5 Ways of Supporting Your Tomato Plants
Tomatoes are happy to grow every which way, rightside up, upside down, left and right. So why bother to put complicated and potentially expensive support structures in place to prop them up? To understand why, you need to know that a tomato plant's needs and your needs as a tomato-eater are not the same The plant "needs" to grow to maturity, set fruit and reproduce via the seeds of fallen, decayed fruit. All these things can be achieved without any support structure. Your needs, however, are to harvest those fruit before they become one with the earth . Support structures such as cages and trellises allow you to maximize your harvest by keeping the plants and fruit off the ground. The photos below will give you some ideas about some of the different ways you can support your plants and achieve true tomato transcendence this season.
1) Stake them
Use whatever stakes you have on hand - wooden stakes, bamboo, metal - just be sure that they're at least 4 feet high. This isn't the easiest method because you need to keep tieing the plant up over the course of the season, but it works and is cheap.
(photo credit: easy mo drew)
2) Fence them
If you already have a fence structure in your garden, you can use it for supporting tomatoes or other vining crops. If you don't have one, you can buy some lightweight wire fencing as pictured below.
(photo credit: carolannie)
3) Cage them
These cone-shaped cages are cheap and easy to find, but can topple easily when the plants start to grow top-heavy with foliage and fruit. You're best off securing them with a heavy stake driven at least a foot deep into the soil.
(photo credit: Ron Dauphin)
4) Cage them - maximum security edition!
There are cages and then there are cages. These heavy-duty square-shaped cages (also known as tomato towers) are secure and roomy but come at a price, usually about $25 each. They will, however, hold up for many years and allow for carefree growing. No tucking or tieing needed, aside from tucking into your wallet, that is. If you're a do-it-yourselfer, you might also want to consider building your own sturdy cages.

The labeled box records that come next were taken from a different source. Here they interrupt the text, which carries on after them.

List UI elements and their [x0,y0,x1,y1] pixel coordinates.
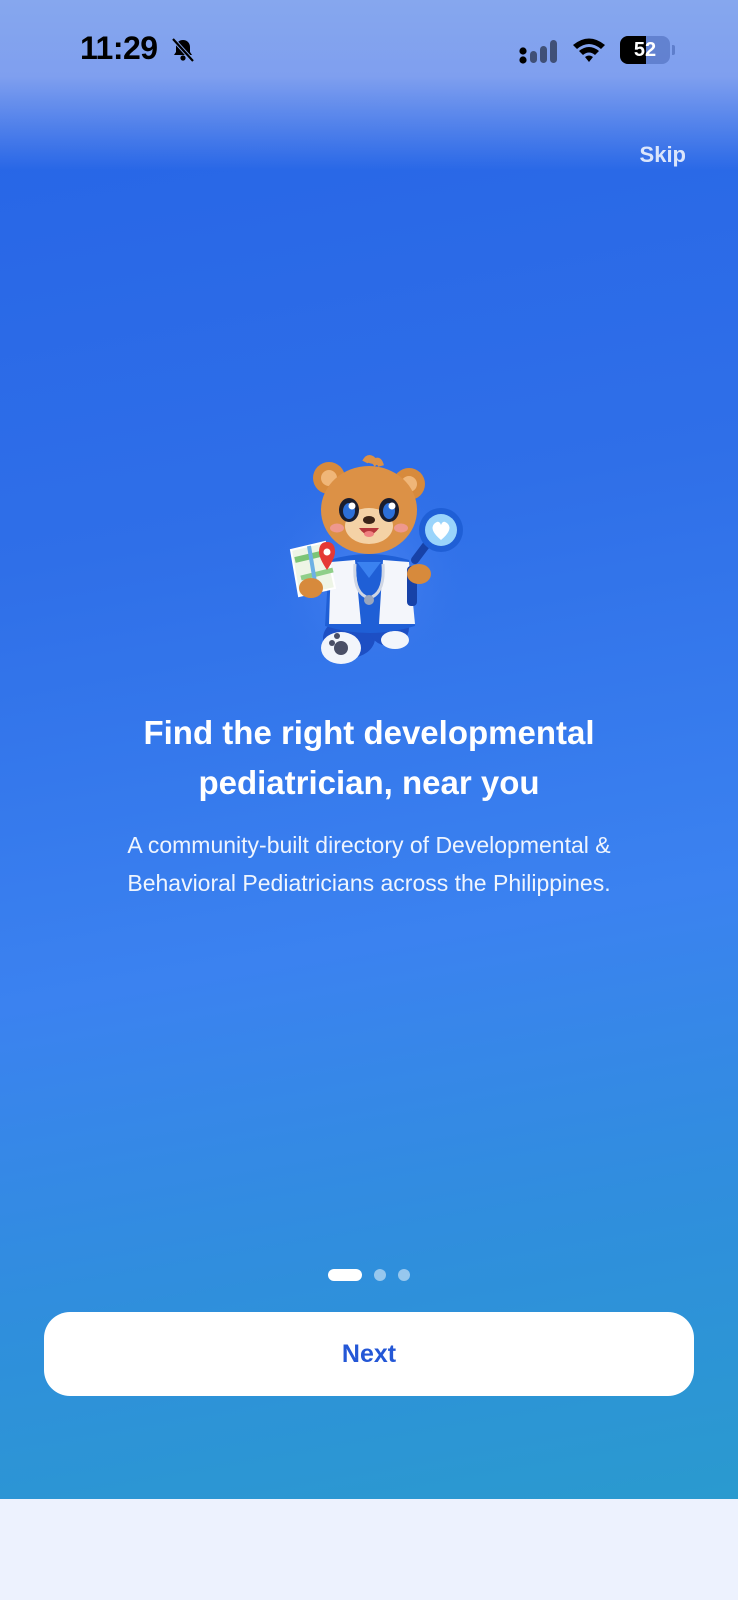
status-bar: 11:29 52 [0,0,738,100]
onboarding-title: Find the right developmental pediatricia… [143,714,595,801]
bell-slash-icon [171,37,195,63]
wifi-icon [573,38,605,62]
bear-doctor-mascot [269,455,469,672]
page-dot-1 [328,1269,362,1281]
page-indicator [0,1269,738,1281]
battery-level: 52 [633,39,657,61]
page-dot-2 [374,1269,386,1281]
battery-cap [672,45,675,55]
next-button[interactable]: Next [44,1312,694,1396]
status-time: 11:29 [80,30,158,66]
battery-icon: 52 [620,36,675,64]
cellular-signal-icon [519,40,557,64]
onboarding-description: A community-built directory of Developme… [127,832,611,896]
battery-body: 52 [620,36,670,64]
skip-button[interactable]: Skip [640,142,686,168]
onboarding-screen: 11:29 52 Skip Find the right development… [0,0,738,1499]
page-dot-3 [398,1269,410,1281]
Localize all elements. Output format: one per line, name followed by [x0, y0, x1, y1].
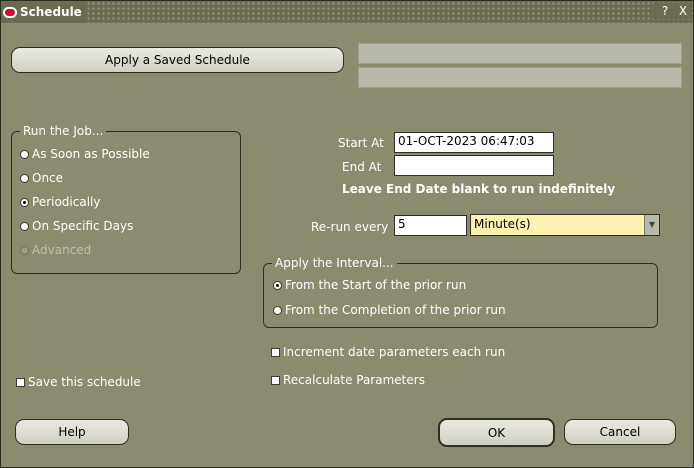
help-icon[interactable]: ? [657, 3, 673, 19]
help-button[interactable]: Help [15, 419, 129, 445]
radio-from-start[interactable]: From the Start of the prior run [273, 278, 466, 292]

(photo credit: easy mo drew)
5) Trellis them
Farmers and advanced gardeners often train their tomatoes to a single vine to achieve maximum production rates. The support structures for type of cultivation can be costly in terms of money and time, but can pay off at harvest time. In the system below, the plants are supported both vertically by the wooden stakes and horizontally by the twine connecting the stakes.